None of it worked. The practice “began in the 16th century and continues to the present day,” and in 2011 messages criticizing then-Prime Minister Silvio Berlusconi’s sex scandals appeared at the statues (Wikipedia; JSTOR Daily). Capital threats cannot stop a channel with no author to execute.
The through-line to anonymous trolling
Pasquino is the pre-modern proof of concept for a mechanism the Fires books trace forward into the imageboard age, and the mapping is close to one-to-one.
The barbs point up. A pasquinade targets popes, cardinals, and patricians — the people who can silence a named critic — not private individuals, which is the clean historical case of satire against power rather than a mob against a target (JSTOR Daily). The channel is uncensorable for a reason that has not changed: with no book to burn and no byline to punish, the censorship machine has nothing to grab, and you cannot deplatform a poster who has no platform and no name (Johns Hopkins). The distributed form defeats the single point of failure — guarding Pasquino only pushed the traffic to Marforio and the rest, a mesh rather than a server (Wikipedia). The call-and-response is the thread: a barb on Pasquino, the reply on Marforio the next morning, a public, asynchronous, many-authored conversation in stone and paper — the ancestor of the forum thread and the quote-tweet dunk (Wikipedia). And the pasquinade fed directly into early-modern anonymous print satire across Europe, through Aretino, Marot, and Elyot — the same lineage that runs from the anonymous pamphlet to the anonymous post (Wikipedia).

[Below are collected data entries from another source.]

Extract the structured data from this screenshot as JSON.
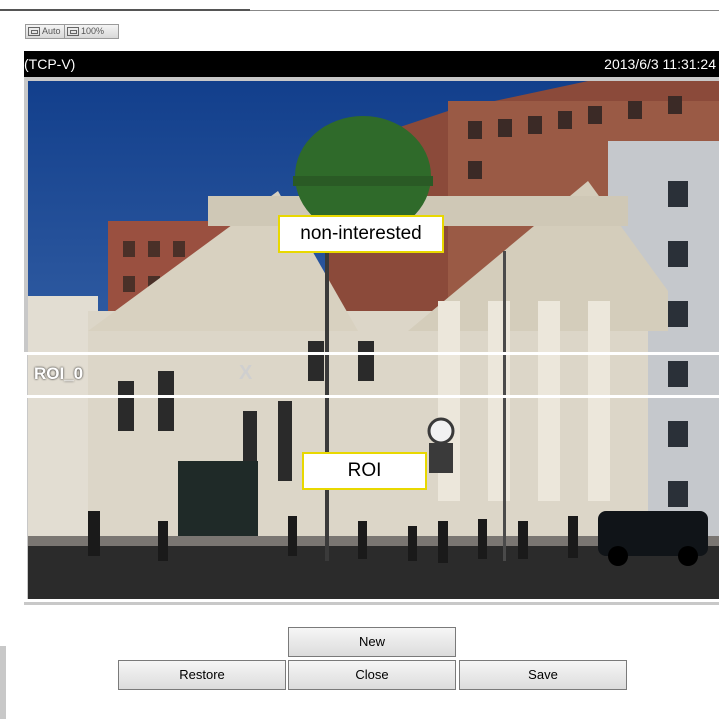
{
  "toolbar": {
    "auto_label": "Auto",
    "full_label": "100%"
  },
  "caption": {
    "protocol": "(TCP-V)",
    "timestamp": "2013/6/3 11:31:24"
  },
  "video": {
    "icons": [
      "video-frame-icon"
    ],
    "colors": {
      "sky": "#1c4fa0",
      "dome": "#2f6a2a",
      "building": "#d8d4c8",
      "brick": "#8b4a3a"
    }
  },
  "roi": {
    "name": "ROI_0",
    "close_glyph": "X",
    "label_non_interested": "non-interested",
    "label_roi": "ROI",
    "frame_color": "#ffffff",
    "label_border_color": "#e8d800"
  },
  "buttons": {
    "new": "New",
    "restore": "Restore",
    "close": "Close",
    "save": "Save"
  }
}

That last point is why there is deliberately no name at the center of this page. The whole apparatus works because nobody can be identified; anonymity here is the load-bearing feature, not a bug. It is the same principle the glossary attaches to the hack ethic — that identity is orthogonal to the value of the speech, and that shielding the author is what makes speech against power possible. The MIT hack, catalogued in the corpus’s history of the hack ethic, inherits the rule the talking statues wrote in stone: be anonymous. The nearest analog on the social pole — the anonymous voice on the other end of an untraceable line — is documented in the corpus’s history of the prank call. Pasquino is the argument that anonymous, public mockery of the powerful is not a twenty-first-century internet artifact but a five-hundred-year-old civic technology with a marble ancestor in a Roman square.